На первом же съезде к Санта-Фе он свернул и поехал мимо бесконечных заправок, магазинчиков, гостиниц, пока не увидел мотель со светящейся вывеской: «Свободно». Сьюзи крепко спала; он не стал ее будить – просто остановился, зашел в холл и вернулся уже с ключом от номера.
В номере она стянула с себя все, заползла под одеяло и немедленно уснула. Он был разочарован: в глубине души надеялся на секс. Пришлось подрочить в ванной.
Душ взбодрил, спать больше не хотелось; он прилег рядом, взял с тумбочки пульт и включил телевизор. Сьюзи, не просыпаясь, прижалась к нему, уткнулась лицом в плечо, закинула руку ему на пояс, – и он пожалел о том, что больше не хочет секса. Пожалуй, она не возражала бы, разбуди он ее таким способом. Может, ей даже понравилось бы…
Он рассеянно переключал каналы, пока не наткнулся на старый фильм с Джеком Леммоном и актрисой, на удивление похожей на его бывшую жену. Некоторое время смотрел кино, забывшись в глупенькой комедийной интриге; потом фильм прервался рекламой, и волшебство рассеялось. Он откинулся на подушку и закрыл глаза. Где-то сейчас Фиби, с кем, чем занимается… Уж наверно, сейчас ей живется лучше, чем тогда с ним.
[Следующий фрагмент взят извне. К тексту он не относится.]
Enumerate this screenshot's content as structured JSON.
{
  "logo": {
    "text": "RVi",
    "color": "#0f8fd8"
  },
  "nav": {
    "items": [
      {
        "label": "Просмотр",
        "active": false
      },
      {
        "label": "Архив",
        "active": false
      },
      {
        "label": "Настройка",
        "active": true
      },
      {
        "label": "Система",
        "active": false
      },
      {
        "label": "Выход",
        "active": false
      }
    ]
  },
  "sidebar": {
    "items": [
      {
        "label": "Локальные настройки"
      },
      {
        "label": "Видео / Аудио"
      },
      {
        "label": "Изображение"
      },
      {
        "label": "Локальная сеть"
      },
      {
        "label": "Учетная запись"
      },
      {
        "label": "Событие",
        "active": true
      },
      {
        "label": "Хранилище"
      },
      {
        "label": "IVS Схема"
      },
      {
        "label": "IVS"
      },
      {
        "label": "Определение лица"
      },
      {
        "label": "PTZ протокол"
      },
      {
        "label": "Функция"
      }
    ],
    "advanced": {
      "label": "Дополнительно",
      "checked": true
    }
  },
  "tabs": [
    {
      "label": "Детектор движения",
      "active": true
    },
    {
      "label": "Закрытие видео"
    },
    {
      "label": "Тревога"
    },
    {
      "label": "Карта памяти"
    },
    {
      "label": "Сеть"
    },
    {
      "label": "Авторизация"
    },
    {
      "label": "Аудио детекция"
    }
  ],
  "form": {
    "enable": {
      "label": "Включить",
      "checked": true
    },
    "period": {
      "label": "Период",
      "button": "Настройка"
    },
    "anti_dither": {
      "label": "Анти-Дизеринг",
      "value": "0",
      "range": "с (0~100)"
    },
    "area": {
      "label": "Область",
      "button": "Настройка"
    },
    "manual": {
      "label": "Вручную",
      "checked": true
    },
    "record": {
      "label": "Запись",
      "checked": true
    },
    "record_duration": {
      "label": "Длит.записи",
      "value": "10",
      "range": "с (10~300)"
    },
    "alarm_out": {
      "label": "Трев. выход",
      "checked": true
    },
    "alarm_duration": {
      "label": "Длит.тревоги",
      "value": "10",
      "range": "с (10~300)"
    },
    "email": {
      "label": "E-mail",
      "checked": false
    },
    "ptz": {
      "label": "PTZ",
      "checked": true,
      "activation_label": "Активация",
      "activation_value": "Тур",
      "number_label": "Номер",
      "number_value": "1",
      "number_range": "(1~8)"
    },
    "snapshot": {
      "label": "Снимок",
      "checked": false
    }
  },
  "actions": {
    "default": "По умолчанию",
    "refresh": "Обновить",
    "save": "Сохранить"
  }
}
Ему-то точно лучше без нее.
Жили они в тупичке на окраине Финикса, в квартале маленьких, похожих, как две капли воды, домишек с такими же одинаковыми двориками. Дома были съемные, дешевые, садов при них не водилось. Даже после двух лет жизни никто из соседей не позаботился посеять траву; дворы зарастали желтым бурьяном, стелющимся по жесткой, выжженной солнцем земле. В бурьяне играли чумазые дети и раскидывали где попало сломанные игрушки. В соседнем доме жил коп с женой; не меньше раза в неделю они устраивали грандиозное выяснение отношений среди ночи, и кончался скандал всегда одинаково – коп хлопал дверью, вскакивал на мотоцикл и уезжал от греха подальше.
Вот в таком месте проходила их семейная жизнь; и самое страшное, что они там не были чужими. И развелись не потому, что невзлюбили друг друга, – скорее, потому, что оба ненавидели так жить. Дом продали; он переехал в Денвер, потом в Миссулу, потом в Шейенн, а она… Бог знает куда.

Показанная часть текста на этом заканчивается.